В открытой беседке обедали отдыхающие. Недовольно орал маленький ребенок, отказываясь спать днем. Из телевизора нагнетал какой-то политический обозреватель.
Мирная картина. Без мамы.
Я почти успела проскользнуть в свой — теперь уже только свой, без посторонних арендаторов — домик, как меня все же заметили из кухонного окна.
— Карина! — раздалось строгое.
Почти как «к директору!»
Я сделала вид, что не услышала, и спряталась за хлипкой и ненадежной дверью, в кондиционированной прохладе своего убежища.
Своего — но пахнущего Сергеем.
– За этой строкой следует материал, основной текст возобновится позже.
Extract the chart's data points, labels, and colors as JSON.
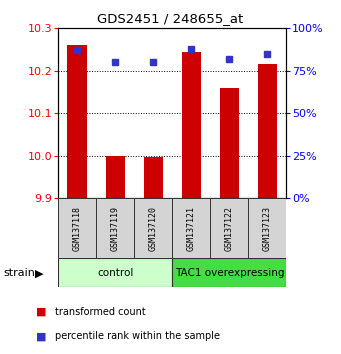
{
  "title": "GDS2451 / 248655_at",
  "samples": [
    "GSM137118",
    "GSM137119",
    "GSM137120",
    "GSM137121",
    "GSM137122",
    "GSM137123"
  ],
  "transformed_counts": [
    10.26,
    10.0,
    9.997,
    10.245,
    10.16,
    10.215
  ],
  "percentile_ranks": [
    87,
    80,
    80,
    88,
    82,
    85
  ],
  "ymin": 9.9,
  "ymax": 10.3,
  "y_ticks": [
    9.9,
    10.0,
    10.1,
    10.2,
    10.3
  ],
  "y_right_ticks": [
    0,
    25,
    50,
    75,
    100
  ],
  "bar_color": "#cc0000",
  "dot_color": "#3333cc",
  "bar_bottom": 9.9,
  "groups": [
    {
      "label": "control",
      "indices": [
        0,
        1,
        2
      ],
      "color": "#ccffcc"
    },
    {
      "label": "TAC1 overexpressing",
      "indices": [
        3,
        4,
        5
      ],
      "color": "#44dd44"
    }
  ],
  "fig_width": 3.41,
  "fig_height": 3.54,
  "dpi": 100
}
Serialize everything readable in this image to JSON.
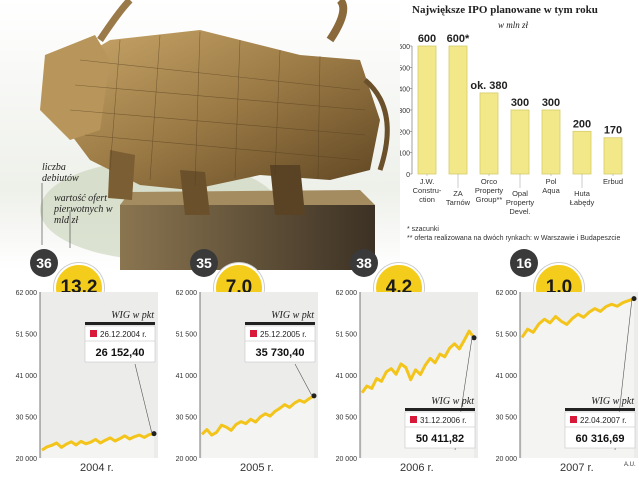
{
  "ipo": {
    "title": "Największe IPO planowane w tym roku",
    "unit": "w mln zł",
    "notes": [
      "* szacunki",
      "** oferta realizowana na dwóch rynkach: w Warszawie i Budapeszcie"
    ]
  },
  "legend": {
    "debut_label": "liczba debiutów",
    "value_label": "wartość ofert pierwotnych w mld zł"
  },
  "credit": "A.U.",
  "colors": {
    "bar": "#f2e88a",
    "line": "#f3c41a",
    "circle_yellow": "#f3cc1c",
    "circle_dark": "#3a3a3a",
    "marker": "#d8193a",
    "panel_bg": "#ececea"
  },
  "chart_data": [
    {
      "type": "bar",
      "title": "Największe IPO planowane w tym roku",
      "ylabel": "w mln zł",
      "ylim": [
        0,
        600
      ],
      "yticks": [
        0,
        100,
        200,
        300,
        400,
        500,
        600
      ],
      "categories": [
        "J.W. Construction",
        "ZA Tarnów",
        "Orco Property Group**",
        "Opal Property Devel.",
        "Pol Aqua",
        "Huta Łabędy",
        "Erbud"
      ],
      "category_lines": [
        [
          "J.W.",
          "Constru-",
          "ction"
        ],
        [
          "ZA",
          "Tarnów"
        ],
        [
          "Orco",
          "Property",
          "Group**"
        ],
        [
          "Opal",
          "Property",
          "Devel."
        ],
        [
          "Pol",
          "Aqua"
        ],
        [
          "Huta",
          "Łabędy"
        ],
        [
          "Erbud"
        ]
      ],
      "values": [
        600,
        600,
        380,
        300,
        300,
        200,
        170
      ],
      "value_labels": [
        "600",
        "600*",
        "ok. 380",
        "300",
        "300",
        "200",
        "170"
      ]
    },
    {
      "type": "line",
      "year": "2004 r.",
      "debuts": "36",
      "offer_value": "13,2",
      "wig_label": "WIG w pkt",
      "date_label": "26.12.2004 r.",
      "last_value_label": "26 152,40",
      "ylim": [
        20000,
        62000
      ],
      "yticks": [
        "62 000",
        "51 500",
        "41 000",
        "30 500",
        "20 000"
      ],
      "values": [
        22000,
        22800,
        23200,
        23800,
        22700,
        23500,
        24100,
        23300,
        24200,
        23600,
        24000,
        24700,
        23800,
        24500,
        25100,
        24300,
        24900,
        25600,
        24800,
        25400,
        25800,
        25200,
        25900,
        26152
      ]
    },
    {
      "type": "line",
      "year": "2005 r.",
      "debuts": "35",
      "offer_value": "7,0",
      "wig_label": "WIG w pkt",
      "date_label": "25.12.2005 r.",
      "last_value_label": "35 730,40",
      "ylim": [
        20000,
        62000
      ],
      "yticks": [
        "62 000",
        "51 500",
        "41 000",
        "30 500",
        "20 000"
      ],
      "values": [
        26000,
        27200,
        25800,
        26500,
        28300,
        27800,
        27000,
        28500,
        29200,
        28700,
        29800,
        29100,
        30400,
        31200,
        30600,
        31800,
        32600,
        33500,
        32800,
        33900,
        34600,
        34100,
        35000,
        35730
      ]
    },
    {
      "type": "line",
      "year": "2006 r.",
      "debuts": "38",
      "offer_value": "4,2",
      "wig_label": "WIG w pkt",
      "date_label": "31.12.2006 r.",
      "last_value_label": "50 411,82",
      "ylim": [
        20000,
        62000
      ],
      "yticks": [
        "62 000",
        "51 500",
        "41 000",
        "30 500",
        "20 000"
      ],
      "values": [
        36500,
        38200,
        37600,
        40100,
        39400,
        41800,
        42600,
        41200,
        43800,
        42900,
        39800,
        42300,
        41100,
        43500,
        45200,
        44100,
        46300,
        45600,
        47800,
        48900,
        47600,
        49800,
        52100,
        50412
      ]
    },
    {
      "type": "line",
      "year": "2007 r.",
      "debuts": "16",
      "offer_value": "1,0",
      "wig_label": "WIG w pkt",
      "date_label": "22.04.2007 r.",
      "last_value_label": "60 316,69",
      "ylim": [
        20000,
        62000
      ],
      "yticks": [
        "62 000",
        "51 500",
        "41 000",
        "30 500",
        "20 000"
      ],
      "values": [
        50500,
        52600,
        51800,
        53900,
        55100,
        54200,
        55800,
        54600,
        53800,
        55300,
        56400,
        55600,
        56900,
        57800,
        57100,
        58300,
        58900,
        58400,
        59300,
        59800,
        60316
      ]
    }
  ]
}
Пропитанного его запахом, его голосом, его видом…
Обругав себя дурой малолетней, я максимально твердым шагом прошла в ванную. Сбросила жеваную тряпку, бывшую когда-то сарафаном. Влезла под холодный душ. Постояла под ним, стуча зубами и синея, пока все чертовы мысли не вылетели из головы, вытесненные единственной потребностью хоть как-то согреться.
Выскочила. Завернулась в полотенце. Дрожа, вышла наружу — и столкнулась с мамой на тропе войны.
— Карина, — недобрым, особым учительским голосом проговорила мама. — А что у нас происходит?
— Ровным счетом ничего. Мы поговорим. Но позже.
— Карина, — в глазах у мамы блеснули слезы. — Дениска уехал… с этим…
Резко захотелось закрыть глаза, заткнуть уши и куда-нибудь исчезнуть. Лучше — сразу сдохнуть.
Болью резануло сердце. Как все… нескладно. Что-то, видимо, я делаю не так. И…
— Телефон не берет. И ты не отвечала. Тоже исчезла. Мы с папой тут с ума сходим.
Я замотала головой, как цирковой пони. Пожалуйста, пожалуйста-а-а-а. Дайте мне прийти в себя, сориентироваться. Хотя бы вынырнуть, потому что мне вдруг показалось, что вертолет так и не прилетел — и меня просто погребло под толщей воды. И я не понимаю — где верх, где низ. Жива я или…
Я пошла на второй этаж. Мама — за мной. Смотрела, не отрываясь, как я проверяю пустой шкаф, тупо пялюсь в ящики пустого комода и падаю на кровать все в том же полотенце. Не моем, кстати, полотенце. Я не покупаю таких — темно-серых, шелковой нежности и подушечной пухлости. И мои полотенца пахнут иначе. Не чертовым певцом.